My childhood memories are simple. I can remember, before the age of five, being happy. I remember how in the 80s, we had a shaggy, royal blue carpet that was always clean. My mother cleaned our house endlessly, and my most vivid memory is spending the day along side her while the tv hummed in the background. I can remember the afternoon sun streaming in our westward windows and the shapes it left across our kitchen floor. I can remember feeling warm and safe; I knew I was loved. I knew what came next. I knew that later, there would be dinner at the coffee table together, just the two of us. I was 4.
Today, I am the mother to a 4 year old of my own. She is everything I wish I could be. She runs barefoot in the summer sun, collecting all things beautiful and interesting. She asks her own questions, and she gives me wise answers.
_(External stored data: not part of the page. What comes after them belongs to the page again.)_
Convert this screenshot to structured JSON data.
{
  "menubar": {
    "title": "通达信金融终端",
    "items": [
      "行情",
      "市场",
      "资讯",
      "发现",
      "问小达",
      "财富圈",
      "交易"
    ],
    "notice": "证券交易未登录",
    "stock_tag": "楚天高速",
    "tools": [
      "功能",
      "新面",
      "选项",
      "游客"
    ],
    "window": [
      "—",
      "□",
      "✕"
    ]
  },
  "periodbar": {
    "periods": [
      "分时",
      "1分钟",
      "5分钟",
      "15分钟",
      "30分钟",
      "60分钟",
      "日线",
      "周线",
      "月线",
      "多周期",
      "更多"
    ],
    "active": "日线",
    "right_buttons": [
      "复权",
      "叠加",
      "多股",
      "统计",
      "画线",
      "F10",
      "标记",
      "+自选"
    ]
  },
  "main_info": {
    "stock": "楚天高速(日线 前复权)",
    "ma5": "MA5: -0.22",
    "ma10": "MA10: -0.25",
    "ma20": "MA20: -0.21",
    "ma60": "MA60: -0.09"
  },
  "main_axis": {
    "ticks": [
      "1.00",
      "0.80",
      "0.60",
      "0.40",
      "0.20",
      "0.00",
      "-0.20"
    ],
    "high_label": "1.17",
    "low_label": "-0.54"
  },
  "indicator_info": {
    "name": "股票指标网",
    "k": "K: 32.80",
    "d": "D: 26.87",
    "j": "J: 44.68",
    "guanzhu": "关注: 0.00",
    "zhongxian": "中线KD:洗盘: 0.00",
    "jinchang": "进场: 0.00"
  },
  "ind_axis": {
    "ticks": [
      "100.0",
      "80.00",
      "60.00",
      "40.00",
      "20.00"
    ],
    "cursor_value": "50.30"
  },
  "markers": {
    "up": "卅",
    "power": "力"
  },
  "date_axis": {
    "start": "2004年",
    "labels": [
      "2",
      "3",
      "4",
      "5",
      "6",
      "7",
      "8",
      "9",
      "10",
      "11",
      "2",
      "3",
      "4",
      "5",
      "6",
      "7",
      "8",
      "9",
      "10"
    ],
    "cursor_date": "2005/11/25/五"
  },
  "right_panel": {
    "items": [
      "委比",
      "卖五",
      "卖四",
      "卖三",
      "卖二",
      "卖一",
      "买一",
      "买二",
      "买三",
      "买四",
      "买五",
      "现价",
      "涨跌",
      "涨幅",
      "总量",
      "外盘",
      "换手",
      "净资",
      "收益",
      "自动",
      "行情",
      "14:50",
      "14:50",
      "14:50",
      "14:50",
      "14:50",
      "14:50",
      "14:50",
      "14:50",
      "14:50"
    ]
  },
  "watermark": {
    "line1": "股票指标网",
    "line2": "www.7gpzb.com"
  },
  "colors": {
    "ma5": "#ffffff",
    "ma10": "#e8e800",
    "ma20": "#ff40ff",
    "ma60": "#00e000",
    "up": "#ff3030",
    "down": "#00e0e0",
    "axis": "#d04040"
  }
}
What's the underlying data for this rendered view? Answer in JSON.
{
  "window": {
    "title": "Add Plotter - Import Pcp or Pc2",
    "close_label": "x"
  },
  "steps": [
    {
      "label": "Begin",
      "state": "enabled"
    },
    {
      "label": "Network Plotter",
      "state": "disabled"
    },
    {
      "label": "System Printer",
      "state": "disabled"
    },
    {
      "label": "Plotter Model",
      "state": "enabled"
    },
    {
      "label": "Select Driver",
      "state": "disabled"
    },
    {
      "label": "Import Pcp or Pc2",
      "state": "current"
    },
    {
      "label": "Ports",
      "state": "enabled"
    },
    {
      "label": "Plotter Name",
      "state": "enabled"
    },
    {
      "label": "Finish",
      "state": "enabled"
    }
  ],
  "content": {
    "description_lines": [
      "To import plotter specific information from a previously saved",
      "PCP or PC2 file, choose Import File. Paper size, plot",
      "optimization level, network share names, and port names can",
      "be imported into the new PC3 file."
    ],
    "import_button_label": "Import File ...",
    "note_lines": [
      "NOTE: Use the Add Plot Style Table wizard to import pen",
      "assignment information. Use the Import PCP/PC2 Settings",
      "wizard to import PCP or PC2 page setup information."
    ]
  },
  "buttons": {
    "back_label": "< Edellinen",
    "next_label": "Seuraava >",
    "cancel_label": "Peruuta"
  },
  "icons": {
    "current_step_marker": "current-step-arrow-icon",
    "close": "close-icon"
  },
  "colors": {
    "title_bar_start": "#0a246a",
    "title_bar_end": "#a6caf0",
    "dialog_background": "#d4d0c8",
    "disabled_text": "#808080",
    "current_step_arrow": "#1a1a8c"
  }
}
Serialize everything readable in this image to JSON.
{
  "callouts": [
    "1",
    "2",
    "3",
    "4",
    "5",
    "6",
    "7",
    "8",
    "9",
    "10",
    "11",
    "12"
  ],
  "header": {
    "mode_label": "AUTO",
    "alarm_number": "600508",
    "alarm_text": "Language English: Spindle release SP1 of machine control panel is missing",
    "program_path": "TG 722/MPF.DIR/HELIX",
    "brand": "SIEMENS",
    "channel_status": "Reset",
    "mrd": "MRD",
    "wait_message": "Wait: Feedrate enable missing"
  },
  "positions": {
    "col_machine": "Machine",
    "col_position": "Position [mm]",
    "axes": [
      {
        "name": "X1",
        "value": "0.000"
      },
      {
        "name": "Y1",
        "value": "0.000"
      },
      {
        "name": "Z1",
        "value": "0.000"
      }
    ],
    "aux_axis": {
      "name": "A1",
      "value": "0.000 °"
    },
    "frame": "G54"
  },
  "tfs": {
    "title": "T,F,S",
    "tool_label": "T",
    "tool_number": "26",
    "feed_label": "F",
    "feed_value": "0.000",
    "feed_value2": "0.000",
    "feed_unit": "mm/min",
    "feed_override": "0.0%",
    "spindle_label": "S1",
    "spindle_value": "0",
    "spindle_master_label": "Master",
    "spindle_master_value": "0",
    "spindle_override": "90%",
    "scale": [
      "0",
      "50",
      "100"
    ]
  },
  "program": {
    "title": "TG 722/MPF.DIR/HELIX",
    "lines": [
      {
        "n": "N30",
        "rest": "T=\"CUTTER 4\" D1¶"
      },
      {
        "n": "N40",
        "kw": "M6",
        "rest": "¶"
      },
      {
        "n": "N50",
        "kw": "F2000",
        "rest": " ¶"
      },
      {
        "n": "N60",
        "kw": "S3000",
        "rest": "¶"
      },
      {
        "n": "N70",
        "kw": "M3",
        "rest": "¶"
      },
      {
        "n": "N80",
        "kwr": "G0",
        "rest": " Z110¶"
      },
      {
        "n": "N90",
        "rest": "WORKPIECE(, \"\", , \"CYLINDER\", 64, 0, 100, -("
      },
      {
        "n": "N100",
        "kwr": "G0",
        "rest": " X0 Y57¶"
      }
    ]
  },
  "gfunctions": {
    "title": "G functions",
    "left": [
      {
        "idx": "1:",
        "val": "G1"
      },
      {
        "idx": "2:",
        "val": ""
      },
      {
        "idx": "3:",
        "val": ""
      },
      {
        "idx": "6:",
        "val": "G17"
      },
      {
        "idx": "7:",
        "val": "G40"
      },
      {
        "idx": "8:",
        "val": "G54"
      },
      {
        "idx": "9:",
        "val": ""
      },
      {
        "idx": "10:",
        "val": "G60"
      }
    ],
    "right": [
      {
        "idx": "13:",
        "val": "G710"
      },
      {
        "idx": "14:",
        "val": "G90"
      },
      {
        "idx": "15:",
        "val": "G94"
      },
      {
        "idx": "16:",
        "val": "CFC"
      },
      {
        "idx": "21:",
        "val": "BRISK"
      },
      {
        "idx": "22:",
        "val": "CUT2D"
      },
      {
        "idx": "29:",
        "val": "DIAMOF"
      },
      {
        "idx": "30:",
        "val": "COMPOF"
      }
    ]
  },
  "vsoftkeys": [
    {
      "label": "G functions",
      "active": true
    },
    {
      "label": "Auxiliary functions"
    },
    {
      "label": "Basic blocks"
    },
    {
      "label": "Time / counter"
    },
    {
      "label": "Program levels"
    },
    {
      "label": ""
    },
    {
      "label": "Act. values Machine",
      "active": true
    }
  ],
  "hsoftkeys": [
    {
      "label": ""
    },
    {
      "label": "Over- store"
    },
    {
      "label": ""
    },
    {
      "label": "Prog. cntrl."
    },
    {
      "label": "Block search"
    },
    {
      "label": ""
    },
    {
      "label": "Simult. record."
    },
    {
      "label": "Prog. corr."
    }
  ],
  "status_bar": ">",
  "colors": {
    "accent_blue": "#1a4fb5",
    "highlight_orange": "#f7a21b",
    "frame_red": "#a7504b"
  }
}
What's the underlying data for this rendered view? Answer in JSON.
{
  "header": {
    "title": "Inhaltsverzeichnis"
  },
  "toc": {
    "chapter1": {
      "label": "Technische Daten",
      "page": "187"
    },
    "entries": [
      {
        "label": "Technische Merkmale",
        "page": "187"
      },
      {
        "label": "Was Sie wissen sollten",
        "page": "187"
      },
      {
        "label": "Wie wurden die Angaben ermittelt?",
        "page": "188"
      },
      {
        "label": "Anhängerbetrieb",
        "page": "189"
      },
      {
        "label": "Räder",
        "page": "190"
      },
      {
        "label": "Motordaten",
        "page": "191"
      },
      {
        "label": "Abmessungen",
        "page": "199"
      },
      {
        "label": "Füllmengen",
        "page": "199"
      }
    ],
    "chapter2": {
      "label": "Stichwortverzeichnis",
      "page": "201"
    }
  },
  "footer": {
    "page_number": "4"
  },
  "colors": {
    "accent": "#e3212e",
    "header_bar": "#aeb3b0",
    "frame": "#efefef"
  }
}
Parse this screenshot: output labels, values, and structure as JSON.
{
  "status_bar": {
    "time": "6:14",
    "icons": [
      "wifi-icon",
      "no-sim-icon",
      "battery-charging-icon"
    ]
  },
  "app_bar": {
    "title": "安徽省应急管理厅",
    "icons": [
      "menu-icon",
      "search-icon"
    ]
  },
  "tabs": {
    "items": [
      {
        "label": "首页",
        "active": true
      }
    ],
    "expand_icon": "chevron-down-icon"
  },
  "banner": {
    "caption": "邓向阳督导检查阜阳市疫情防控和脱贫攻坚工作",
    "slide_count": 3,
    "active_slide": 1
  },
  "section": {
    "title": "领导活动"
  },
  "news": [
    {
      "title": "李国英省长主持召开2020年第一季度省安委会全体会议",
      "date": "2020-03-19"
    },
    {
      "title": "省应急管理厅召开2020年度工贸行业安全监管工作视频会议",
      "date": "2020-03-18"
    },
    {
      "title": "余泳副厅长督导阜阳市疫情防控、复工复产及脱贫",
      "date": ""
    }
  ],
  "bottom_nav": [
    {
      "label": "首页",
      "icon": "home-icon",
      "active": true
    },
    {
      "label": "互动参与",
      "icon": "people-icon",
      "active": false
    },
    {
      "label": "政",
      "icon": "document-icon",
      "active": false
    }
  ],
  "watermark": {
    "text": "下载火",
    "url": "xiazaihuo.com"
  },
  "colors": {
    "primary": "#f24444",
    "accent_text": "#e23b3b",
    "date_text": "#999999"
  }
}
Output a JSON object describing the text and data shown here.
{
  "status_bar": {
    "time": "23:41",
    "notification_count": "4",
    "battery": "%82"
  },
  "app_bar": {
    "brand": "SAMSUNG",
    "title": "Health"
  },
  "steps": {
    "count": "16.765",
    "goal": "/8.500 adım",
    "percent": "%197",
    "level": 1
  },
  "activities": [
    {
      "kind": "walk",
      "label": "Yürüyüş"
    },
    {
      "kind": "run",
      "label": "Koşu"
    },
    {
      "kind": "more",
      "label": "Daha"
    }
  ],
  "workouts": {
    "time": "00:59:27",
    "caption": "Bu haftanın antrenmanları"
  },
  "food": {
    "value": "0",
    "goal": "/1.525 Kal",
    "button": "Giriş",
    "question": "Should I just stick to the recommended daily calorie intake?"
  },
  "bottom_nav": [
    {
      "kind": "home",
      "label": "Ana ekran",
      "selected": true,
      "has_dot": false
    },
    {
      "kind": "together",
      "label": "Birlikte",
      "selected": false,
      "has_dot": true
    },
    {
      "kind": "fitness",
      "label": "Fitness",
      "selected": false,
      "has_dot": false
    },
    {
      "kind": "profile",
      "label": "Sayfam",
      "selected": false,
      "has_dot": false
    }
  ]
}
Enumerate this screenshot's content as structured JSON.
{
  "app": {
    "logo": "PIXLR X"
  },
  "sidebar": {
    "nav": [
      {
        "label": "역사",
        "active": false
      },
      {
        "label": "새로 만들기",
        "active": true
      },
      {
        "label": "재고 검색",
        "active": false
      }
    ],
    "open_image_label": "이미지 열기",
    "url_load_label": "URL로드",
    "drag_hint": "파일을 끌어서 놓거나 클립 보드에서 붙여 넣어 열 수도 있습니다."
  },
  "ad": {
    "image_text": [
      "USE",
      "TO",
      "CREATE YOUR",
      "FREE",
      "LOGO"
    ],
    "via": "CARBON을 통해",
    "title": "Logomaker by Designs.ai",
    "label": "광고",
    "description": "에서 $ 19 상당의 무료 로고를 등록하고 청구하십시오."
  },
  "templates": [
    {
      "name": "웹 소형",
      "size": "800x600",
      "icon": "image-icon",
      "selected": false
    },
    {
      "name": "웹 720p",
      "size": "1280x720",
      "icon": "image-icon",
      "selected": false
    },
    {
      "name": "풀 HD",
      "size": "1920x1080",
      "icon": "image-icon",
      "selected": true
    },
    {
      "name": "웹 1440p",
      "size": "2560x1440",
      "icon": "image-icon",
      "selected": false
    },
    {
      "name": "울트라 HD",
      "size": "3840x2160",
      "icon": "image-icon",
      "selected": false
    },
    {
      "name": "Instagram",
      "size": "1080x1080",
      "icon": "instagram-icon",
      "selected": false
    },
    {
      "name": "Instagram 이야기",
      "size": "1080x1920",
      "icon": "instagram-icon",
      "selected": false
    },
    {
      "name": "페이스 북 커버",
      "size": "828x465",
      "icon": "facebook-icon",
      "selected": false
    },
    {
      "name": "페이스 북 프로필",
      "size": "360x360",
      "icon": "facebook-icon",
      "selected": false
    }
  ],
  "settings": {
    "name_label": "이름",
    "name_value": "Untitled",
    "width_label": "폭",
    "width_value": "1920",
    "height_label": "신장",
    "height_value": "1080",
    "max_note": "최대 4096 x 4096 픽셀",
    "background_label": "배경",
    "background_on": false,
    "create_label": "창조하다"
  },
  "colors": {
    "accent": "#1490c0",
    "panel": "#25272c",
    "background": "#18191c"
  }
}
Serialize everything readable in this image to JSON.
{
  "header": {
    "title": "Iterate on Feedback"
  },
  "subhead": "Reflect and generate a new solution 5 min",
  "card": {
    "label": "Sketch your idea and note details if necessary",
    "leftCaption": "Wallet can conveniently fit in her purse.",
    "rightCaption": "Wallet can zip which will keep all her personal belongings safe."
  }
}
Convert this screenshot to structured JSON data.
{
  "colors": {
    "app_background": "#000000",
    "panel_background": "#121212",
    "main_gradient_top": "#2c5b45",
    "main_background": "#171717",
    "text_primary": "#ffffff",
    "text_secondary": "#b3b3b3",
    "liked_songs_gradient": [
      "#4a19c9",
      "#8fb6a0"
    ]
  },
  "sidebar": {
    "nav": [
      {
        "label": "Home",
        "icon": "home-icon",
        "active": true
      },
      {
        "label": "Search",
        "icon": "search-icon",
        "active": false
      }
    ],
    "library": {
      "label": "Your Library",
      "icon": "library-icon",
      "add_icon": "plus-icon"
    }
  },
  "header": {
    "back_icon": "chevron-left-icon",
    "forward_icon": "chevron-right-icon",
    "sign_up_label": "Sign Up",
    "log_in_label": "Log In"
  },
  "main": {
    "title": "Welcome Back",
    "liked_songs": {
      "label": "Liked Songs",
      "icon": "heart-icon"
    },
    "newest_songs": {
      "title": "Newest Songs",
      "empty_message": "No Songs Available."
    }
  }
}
She is so much cooler than I could ever be. She inspires me to be wild and free. She inspires me to let go of all that has ever held me back. She challenges me everyday to become more understanding, more patient, more open, more loving.
And then I remember that little girl sitting on the blue shag carpet, and I can’t help but think about my own mother, and how history has a notorious tendency of repeating itself; maybe not in every detail, but certainly in the grande scheme of things kinda way. Did I help her the way my WildFlower helps me? Did I challenge her the way I am challenged? Did she grow the way I am growing everyday?
And my young daughter, will her memories be sweet and simple? Will she remember how she delighted in the small things? Will she someday wonder while looking at her own child, if she is doing all that she can? I can only hope that she will know the kind of love I know.